Nove e dez da noite, eu no petshop para comprar fraldas para as minhas cachorras (aqueles tapetes para cães fazerem xixi).
Peguei um pacote de tapetes, circulei um pouco pela loja, fui à fila do caixa. Tranquilo, meio avoado, estava pensando em “só Deus sabe” (na morte do genial Quino semanas atrás, talvez?) quando o moço da frente me disse algo que eu não entendi. Sabe, só depois de ter de usar essas máscaras contra a covid-19 é que eu me dei conta do quanto há de leitura labial na minha comunicação. Não sei vocês, mas eu me sinto bem mais surdo agora do que em fevereiro.
Eu disse “Ãh?” ao rapaz, e ele repetiu o que tinha dito. Novamente eu não entendi. Mas, como das duas vezes em que ele falou olhava para baixo, eu pensei: “pisei um cocô de cachorro?”; “minha bermuda está rasgada?”; “deixei cair alguma coisa e ele está me avisando?”.
Bem, não era nada disso. Da terceira vez, compreendi o pedido em tom de ordem: “Você pode ir mais pra lá?” Foi essa a pergunta dele, solicitando que eu me afastasse. Ele olhava para baixo enquanto falava porque estava me apontando as marcas na fila, aquelas que indicam que as pessoas fiquem a um metro de distância umas das outras.
Mais que depressa, dei um passo para trás, constrangido pela minha distração. Em nenhum momento me ocorreu discutir com o rapaz ou querer ter razão (mesmo tendo achado seu tom um pouco ríspido); afinal de contas, fosse como fosse, ele estava certo. Essa é uma das medidas sanitárias necessárias neste momento e eu havia infringido (sem querer, juro!) uma regra.
Voltei para casa triste. Pouco saio, vou aos lugares que preciso em horários de menor movimento, sempre estou com a droga da máscara. Voltei para casa cabisbaixo porque senti o que já desconfiava que aconteceria: eu achando que me olhavam como pessoa enquanto me viam como um mero transmissor de vírus. Independentemente do que a ciência diz, a pandemia trará um custo psicossocial muito maior do que estamos supondo.
Nossas interações em sociedade, que nunca foram das melhores e nem eram livres de inúmeros problemas antes, vão piorar.

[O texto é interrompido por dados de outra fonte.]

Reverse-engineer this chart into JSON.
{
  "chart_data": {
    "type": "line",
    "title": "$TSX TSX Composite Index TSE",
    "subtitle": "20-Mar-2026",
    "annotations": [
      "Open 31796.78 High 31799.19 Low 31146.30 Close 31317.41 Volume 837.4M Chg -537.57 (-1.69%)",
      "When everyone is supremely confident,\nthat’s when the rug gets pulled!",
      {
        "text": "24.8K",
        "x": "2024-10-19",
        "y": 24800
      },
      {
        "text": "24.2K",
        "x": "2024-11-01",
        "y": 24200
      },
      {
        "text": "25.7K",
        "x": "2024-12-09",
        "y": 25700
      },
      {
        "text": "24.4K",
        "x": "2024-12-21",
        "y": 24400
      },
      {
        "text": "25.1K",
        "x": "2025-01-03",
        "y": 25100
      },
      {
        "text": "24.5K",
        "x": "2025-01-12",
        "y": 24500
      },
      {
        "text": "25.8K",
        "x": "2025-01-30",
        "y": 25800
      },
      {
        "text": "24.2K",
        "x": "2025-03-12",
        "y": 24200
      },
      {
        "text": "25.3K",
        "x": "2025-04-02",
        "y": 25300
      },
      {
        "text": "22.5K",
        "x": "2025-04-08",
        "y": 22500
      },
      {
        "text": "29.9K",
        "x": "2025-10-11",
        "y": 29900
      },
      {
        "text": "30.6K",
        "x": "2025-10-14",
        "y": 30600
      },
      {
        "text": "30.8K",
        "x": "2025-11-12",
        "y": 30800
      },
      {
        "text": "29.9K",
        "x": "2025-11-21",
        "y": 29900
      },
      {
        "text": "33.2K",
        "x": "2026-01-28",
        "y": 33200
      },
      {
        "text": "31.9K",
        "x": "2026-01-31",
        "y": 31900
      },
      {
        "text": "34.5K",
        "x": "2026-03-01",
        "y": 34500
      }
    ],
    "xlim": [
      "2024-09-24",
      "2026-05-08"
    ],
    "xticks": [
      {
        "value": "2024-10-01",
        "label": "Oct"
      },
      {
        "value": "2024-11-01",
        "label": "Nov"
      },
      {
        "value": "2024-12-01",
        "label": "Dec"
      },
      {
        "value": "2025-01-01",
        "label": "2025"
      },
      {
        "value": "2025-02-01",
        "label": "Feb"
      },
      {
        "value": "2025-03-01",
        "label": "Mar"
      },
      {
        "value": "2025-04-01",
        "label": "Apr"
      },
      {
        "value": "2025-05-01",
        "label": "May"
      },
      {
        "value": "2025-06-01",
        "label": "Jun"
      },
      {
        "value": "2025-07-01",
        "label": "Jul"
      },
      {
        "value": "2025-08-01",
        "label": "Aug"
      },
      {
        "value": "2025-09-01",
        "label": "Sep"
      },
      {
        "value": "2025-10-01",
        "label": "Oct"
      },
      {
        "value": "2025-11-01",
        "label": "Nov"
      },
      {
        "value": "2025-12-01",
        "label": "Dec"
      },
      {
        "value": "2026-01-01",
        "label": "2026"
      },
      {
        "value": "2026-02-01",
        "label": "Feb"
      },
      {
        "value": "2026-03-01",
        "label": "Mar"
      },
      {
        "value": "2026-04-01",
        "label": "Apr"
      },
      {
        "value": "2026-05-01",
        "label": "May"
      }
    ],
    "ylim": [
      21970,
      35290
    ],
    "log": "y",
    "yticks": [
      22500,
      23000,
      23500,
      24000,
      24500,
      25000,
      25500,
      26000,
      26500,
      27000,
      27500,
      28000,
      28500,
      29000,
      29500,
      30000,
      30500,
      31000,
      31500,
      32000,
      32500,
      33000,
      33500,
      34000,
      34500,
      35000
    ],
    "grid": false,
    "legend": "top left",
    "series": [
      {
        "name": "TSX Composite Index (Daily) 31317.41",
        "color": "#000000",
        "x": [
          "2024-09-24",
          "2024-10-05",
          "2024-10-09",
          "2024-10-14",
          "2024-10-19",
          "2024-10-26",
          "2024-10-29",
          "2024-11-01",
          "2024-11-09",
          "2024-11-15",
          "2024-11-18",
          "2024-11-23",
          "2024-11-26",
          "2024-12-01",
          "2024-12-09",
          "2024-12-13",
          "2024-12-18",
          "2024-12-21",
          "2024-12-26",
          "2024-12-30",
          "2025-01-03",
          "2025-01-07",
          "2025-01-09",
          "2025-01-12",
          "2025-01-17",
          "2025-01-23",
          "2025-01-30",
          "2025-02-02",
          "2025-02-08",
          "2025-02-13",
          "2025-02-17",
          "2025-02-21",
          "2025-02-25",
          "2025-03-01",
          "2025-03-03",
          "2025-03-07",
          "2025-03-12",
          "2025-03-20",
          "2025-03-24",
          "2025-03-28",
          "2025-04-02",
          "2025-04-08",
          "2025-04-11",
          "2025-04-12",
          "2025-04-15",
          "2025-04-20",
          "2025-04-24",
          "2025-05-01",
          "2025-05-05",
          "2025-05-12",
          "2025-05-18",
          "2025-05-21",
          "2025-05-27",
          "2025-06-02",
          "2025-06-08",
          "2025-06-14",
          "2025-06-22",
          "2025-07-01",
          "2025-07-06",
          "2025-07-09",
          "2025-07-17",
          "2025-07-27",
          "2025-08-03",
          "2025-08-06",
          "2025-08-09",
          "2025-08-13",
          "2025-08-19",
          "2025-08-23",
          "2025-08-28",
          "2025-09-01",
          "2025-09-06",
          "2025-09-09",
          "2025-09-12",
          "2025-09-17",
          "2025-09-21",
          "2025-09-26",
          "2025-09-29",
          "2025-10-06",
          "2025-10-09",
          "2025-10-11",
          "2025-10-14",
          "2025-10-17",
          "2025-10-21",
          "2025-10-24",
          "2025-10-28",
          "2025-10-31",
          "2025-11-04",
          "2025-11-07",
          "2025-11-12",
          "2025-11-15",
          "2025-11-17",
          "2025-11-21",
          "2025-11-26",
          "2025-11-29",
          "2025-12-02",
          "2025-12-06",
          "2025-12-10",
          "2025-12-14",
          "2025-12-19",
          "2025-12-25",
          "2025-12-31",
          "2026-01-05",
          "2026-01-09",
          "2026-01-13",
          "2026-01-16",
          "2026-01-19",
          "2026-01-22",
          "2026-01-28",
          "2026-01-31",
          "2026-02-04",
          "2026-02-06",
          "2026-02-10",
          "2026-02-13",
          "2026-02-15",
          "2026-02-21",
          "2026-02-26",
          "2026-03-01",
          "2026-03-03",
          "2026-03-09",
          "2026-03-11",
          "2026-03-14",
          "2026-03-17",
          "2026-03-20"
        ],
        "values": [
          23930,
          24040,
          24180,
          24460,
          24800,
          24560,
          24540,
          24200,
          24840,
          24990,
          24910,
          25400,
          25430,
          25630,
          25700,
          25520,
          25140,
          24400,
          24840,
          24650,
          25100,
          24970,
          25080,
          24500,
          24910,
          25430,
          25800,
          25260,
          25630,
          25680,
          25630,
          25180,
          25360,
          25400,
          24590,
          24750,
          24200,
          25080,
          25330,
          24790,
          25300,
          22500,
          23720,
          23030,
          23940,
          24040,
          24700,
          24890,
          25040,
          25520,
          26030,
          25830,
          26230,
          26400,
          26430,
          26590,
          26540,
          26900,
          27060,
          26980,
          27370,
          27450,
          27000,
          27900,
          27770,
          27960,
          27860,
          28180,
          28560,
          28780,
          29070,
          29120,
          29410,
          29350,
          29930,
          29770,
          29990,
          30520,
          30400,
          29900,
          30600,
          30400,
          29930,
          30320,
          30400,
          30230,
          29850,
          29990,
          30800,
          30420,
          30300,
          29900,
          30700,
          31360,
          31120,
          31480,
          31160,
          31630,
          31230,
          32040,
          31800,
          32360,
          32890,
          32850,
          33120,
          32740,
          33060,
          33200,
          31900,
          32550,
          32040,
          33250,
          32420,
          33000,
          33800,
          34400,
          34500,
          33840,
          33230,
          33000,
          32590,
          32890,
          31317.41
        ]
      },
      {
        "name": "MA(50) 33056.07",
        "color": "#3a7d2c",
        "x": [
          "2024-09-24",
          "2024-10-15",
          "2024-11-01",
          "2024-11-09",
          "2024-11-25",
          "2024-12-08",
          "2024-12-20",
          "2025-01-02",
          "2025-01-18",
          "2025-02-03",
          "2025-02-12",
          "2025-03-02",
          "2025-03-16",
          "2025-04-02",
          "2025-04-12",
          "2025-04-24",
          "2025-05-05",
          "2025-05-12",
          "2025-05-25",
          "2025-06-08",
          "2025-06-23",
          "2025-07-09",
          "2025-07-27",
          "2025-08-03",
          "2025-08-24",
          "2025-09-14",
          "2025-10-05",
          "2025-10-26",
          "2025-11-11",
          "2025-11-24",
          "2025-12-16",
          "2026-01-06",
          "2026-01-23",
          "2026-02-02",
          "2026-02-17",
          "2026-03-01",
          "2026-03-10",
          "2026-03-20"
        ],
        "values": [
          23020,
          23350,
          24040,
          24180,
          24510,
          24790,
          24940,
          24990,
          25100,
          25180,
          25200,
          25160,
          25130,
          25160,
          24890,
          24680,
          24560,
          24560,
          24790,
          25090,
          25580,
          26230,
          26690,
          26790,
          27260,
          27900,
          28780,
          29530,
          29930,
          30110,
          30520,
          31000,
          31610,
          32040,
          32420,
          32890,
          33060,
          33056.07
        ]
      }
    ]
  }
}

Vamos ficar cada vez mais distantes uns dos outros fisicamente, e o vírus nos deu a todos a desculpa perfeita para ficarmos ainda mais imersos em nossa própria arrogância, carentes de afeição e fingindo que somos o máximo.
Sei que o vírus está aí e que a pandemia é um fato sério. Mas, sei lá… O meu olhar de profissional de Humanas me vaticina que as doenças sociais podem ser ainda piores que a enfermidade física (com outros efeitos muito mais graves, para além dessa mera trivialidade que eu narrei aqui). Vamos migrar cada vez mais para a virtualidade das telas, enquanto a vida real, a vida de fato, presencial e tátil, a vida que vibra e que pulsa, que tem cheiro e que faz disparar hormônios, vai ficar, paradoxalmente, mais longe de nós.
E o nosso país, então? É um contrassenso sem fim, né? Escolas e teatros fechados, mas aviões funcionando, trens, metrôs e ônibus lotados. Tudo que educa e faz pensar fechou. Tudo o que transporta as pessoas para servirem à lógica do capital continua funcionando. Em novembro, fui duas vezes votar numa escola em que não havia sequer aferição de temperatura. Estudar não pode, mas aglomerar para votar pode? Faz sentido? E assim vamos nós, rumo à uma pandemia eterna…
E quem quiser aproveitar o pouco de paquera que nos resta, vá aos restaurantes nos próximos dias, antes que um segundo tranca-rua nos enclausure de novo. Os restaurantes são os novos points do flerte presencial, pois só lá as pessoas podem estar sem máscara – pelo menos enquanto comem.
Não gosto do momento que estamos vivendo, não gostaria de voltar ao passado se pudesse (porque foram vários dos nossos comportamentos estúpidos de antes que nos levaram a esta merda que estamos vivendo agora), e, principalmente, não faço a menor ideia de que armadilhas o futuro nos reserva. Morro de inveja das gentes que vomitam certezas nas redes sociais, da cor tendência do verão às mazelas da política. A vocês, meus parabéns. Seus simulacros são impressionantes. Espero que vocês sejam, nas suas vidas reais, pelo menos 5% do que pregam online.